В ресторане, при всех, я не решался заговорить с ними,
и поэтому решил, что мы дождемся, пока они поужинают,
и встретим их на улице.
Увидев, что они заканчивают ужин, мы поспешно расплатились
и выскочили на улицу. Я страшно волновался. Скоро вышли
и они. Мы сказали «шалом» и спросили на иврите, израильские
ли они туристы. Оказалось, что они не туристы, а сотрудники
посольства. Это делало встречу еще более интересной,
но, конечно, и более рискованной. Они предложили нам
пройтись. Было уже близко к полуночи, и улица Горького
была довольно пустынна. Теплая безветренная ночь, насыщенная
ароматом отцветающих лип, навевала спокойствие, но во
мне все бушевало от возбуждения. Подумать только: я
гуляю по центру Москвы с израильским дипломатом! Моше
Зимрат — так он представился — нежно вел меня под руку
и отвечал на извергаемые мною бесчисленные вопросы.
Фаня шла позади со вторым дипломатом и женами обоих.
Я расспрашивал Моше о состоянии духа в Израиле, о воспитании
детей и о многом-многом другом...
Меня немного смущало при этом, что получасом раньше,
как я сам видел, вся компания с огромным аппетитом поедала
самые некашерные блюда, но я старался не думать об этом.
Я рассказал Моше, что передал столь дорогую мне рукопись
в посольство, и просил проследить за ее судьбой.
Фаня между тем рассказала, что мне бы очень хотелось
иметь Пятикнижие и молитвенные сборники на праздники
— «махзорим» с русским переводом.
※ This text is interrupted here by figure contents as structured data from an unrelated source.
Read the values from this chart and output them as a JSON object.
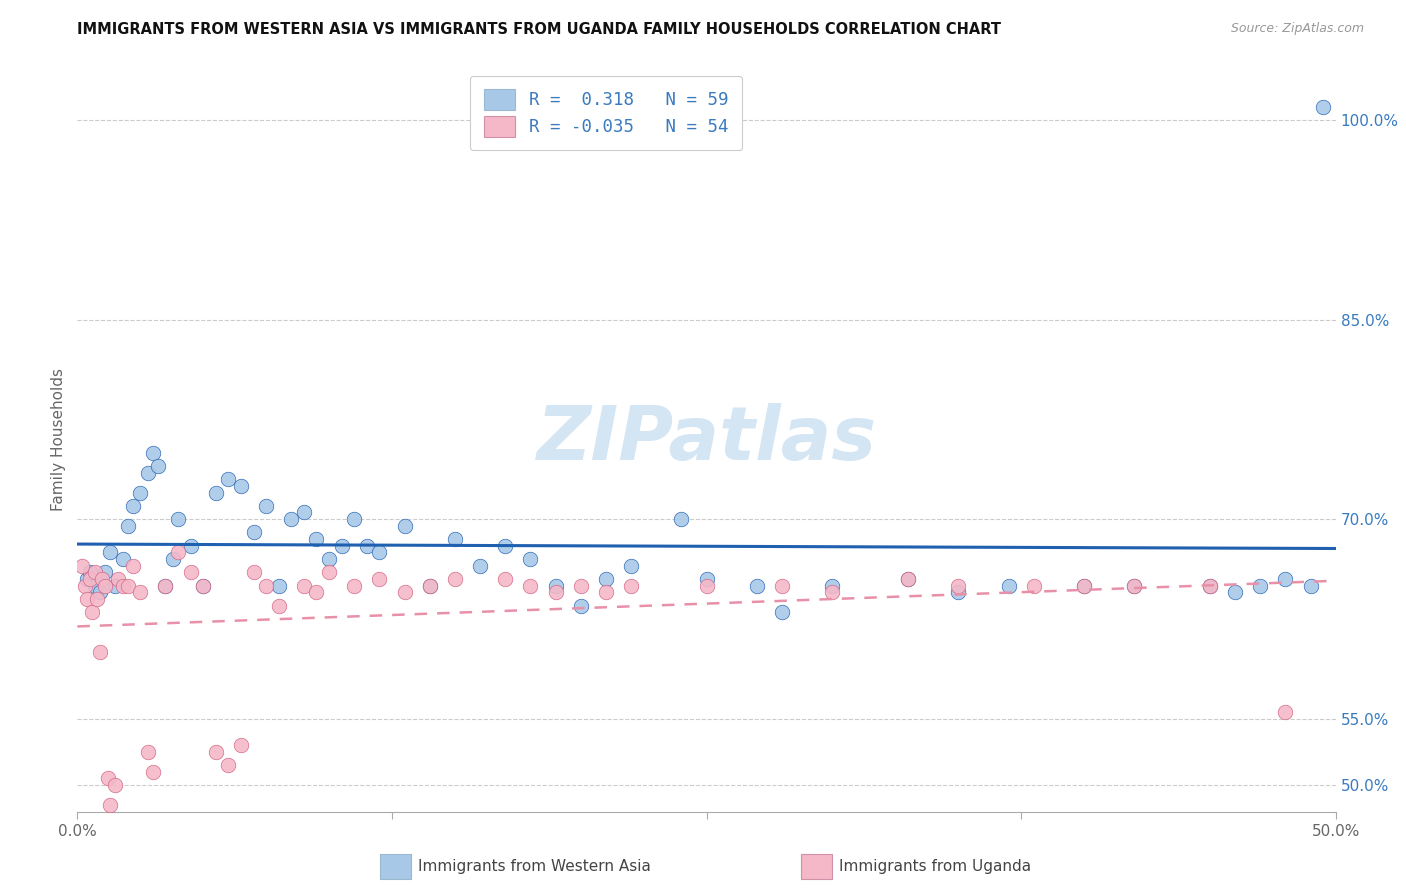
{
  "title": "IMMIGRANTS FROM WESTERN ASIA VS IMMIGRANTS FROM UGANDA FAMILY HOUSEHOLDS CORRELATION CHART",
  "source": "Source: ZipAtlas.com",
  "ylabel": "Family Households",
  "legend_blue_R": "0.318",
  "legend_blue_N": "59",
  "legend_pink_R": "-0.035",
  "legend_pink_N": "54",
  "legend_blue_label": "Immigrants from Western Asia",
  "legend_pink_label": "Immigrants from Uganda",
  "watermark": "ZIPatlas",
  "blue_color": "#a8c8e8",
  "pink_color": "#f4b8c8",
  "blue_line_color": "#2060b0",
  "pink_line_color": "#e890a8",
  "background_color": "#ffffff",
  "xlim": [
    0,
    50
  ],
  "ylim": [
    48,
    104
  ],
  "x_ticks": [
    0,
    12.5,
    25,
    37.5,
    50
  ],
  "x_tick_labels": [
    "0.0%",
    "",
    "",
    "",
    "50.0%"
  ],
  "y_right_ticks": [
    50,
    55,
    70,
    85,
    100
  ],
  "y_right_labels": [
    "50.0%",
    "55.0%",
    "70.0%",
    "85.0%",
    "100.0%"
  ],
  "grid_lines": [
    100,
    85,
    70,
    55,
    50
  ],
  "x_blue": [
    0.4,
    0.5,
    0.7,
    0.9,
    1.1,
    1.3,
    1.5,
    1.8,
    2.0,
    2.2,
    2.5,
    2.8,
    3.0,
    3.2,
    3.5,
    3.8,
    4.0,
    4.5,
    5.0,
    5.5,
    6.0,
    6.5,
    7.0,
    7.5,
    8.0,
    8.5,
    9.0,
    9.5,
    10.0,
    10.5,
    11.0,
    11.5,
    12.0,
    13.0,
    14.0,
    15.0,
    16.0,
    17.0,
    18.0,
    19.0,
    20.0,
    21.0,
    22.0,
    24.0,
    25.0,
    27.0,
    28.0,
    30.0,
    33.0,
    35.0,
    37.0,
    40.0,
    42.0,
    45.0,
    46.0,
    47.0,
    48.0,
    49.0,
    49.5
  ],
  "y_blue": [
    65.5,
    66.0,
    65.0,
    64.5,
    66.0,
    67.5,
    65.0,
    67.0,
    69.5,
    71.0,
    72.0,
    73.5,
    75.0,
    74.0,
    65.0,
    67.0,
    70.0,
    68.0,
    65.0,
    72.0,
    73.0,
    72.5,
    69.0,
    71.0,
    65.0,
    70.0,
    70.5,
    68.5,
    67.0,
    68.0,
    70.0,
    68.0,
    67.5,
    69.5,
    65.0,
    68.5,
    66.5,
    68.0,
    67.0,
    65.0,
    63.5,
    65.5,
    66.5,
    70.0,
    65.5,
    65.0,
    63.0,
    65.0,
    65.5,
    64.5,
    65.0,
    65.0,
    65.0,
    65.0,
    64.5,
    65.0,
    65.5,
    65.0,
    101.0
  ],
  "x_pink": [
    0.2,
    0.3,
    0.4,
    0.5,
    0.6,
    0.7,
    0.8,
    0.9,
    1.0,
    1.1,
    1.2,
    1.3,
    1.5,
    1.6,
    1.8,
    2.0,
    2.2,
    2.5,
    2.8,
    3.0,
    3.5,
    4.0,
    4.5,
    5.0,
    5.5,
    6.0,
    6.5,
    7.0,
    7.5,
    8.0,
    9.0,
    9.5,
    10.0,
    11.0,
    12.0,
    13.0,
    14.0,
    15.0,
    17.0,
    18.0,
    19.0,
    20.0,
    21.0,
    22.0,
    25.0,
    28.0,
    30.0,
    33.0,
    35.0,
    38.0,
    40.0,
    42.0,
    45.0,
    48.0
  ],
  "y_pink": [
    66.5,
    65.0,
    64.0,
    65.5,
    63.0,
    66.0,
    64.0,
    60.0,
    65.5,
    65.0,
    50.5,
    48.5,
    50.0,
    65.5,
    65.0,
    65.0,
    66.5,
    64.5,
    52.5,
    51.0,
    65.0,
    67.5,
    66.0,
    65.0,
    52.5,
    51.5,
    53.0,
    66.0,
    65.0,
    63.5,
    65.0,
    64.5,
    66.0,
    65.0,
    65.5,
    64.5,
    65.0,
    65.5,
    65.5,
    65.0,
    64.5,
    65.0,
    64.5,
    65.0,
    65.0,
    65.0,
    64.5,
    65.5,
    65.0,
    65.0,
    65.0,
    65.0,
    65.0,
    55.5
  ]
}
Ей обещали все это
принести в ближайшую субботу в синагогу на улице Архипова,
что снова несколько озадачило меня, так как я уже знал
тогда, что в субботу запрещается переносить какие бы
то ни было вещи.
Когда мы упомянули о том, что из Москвы отправляемся
в Закавказье, чтобы там провести остаток отпуска, наши
новые друзья сообщили, что тоже едут через несколько
дней отдыхать на юг, в Ялту, и предложили нам поехать
в Закавказье через Крым, чтобы там снова увидеться.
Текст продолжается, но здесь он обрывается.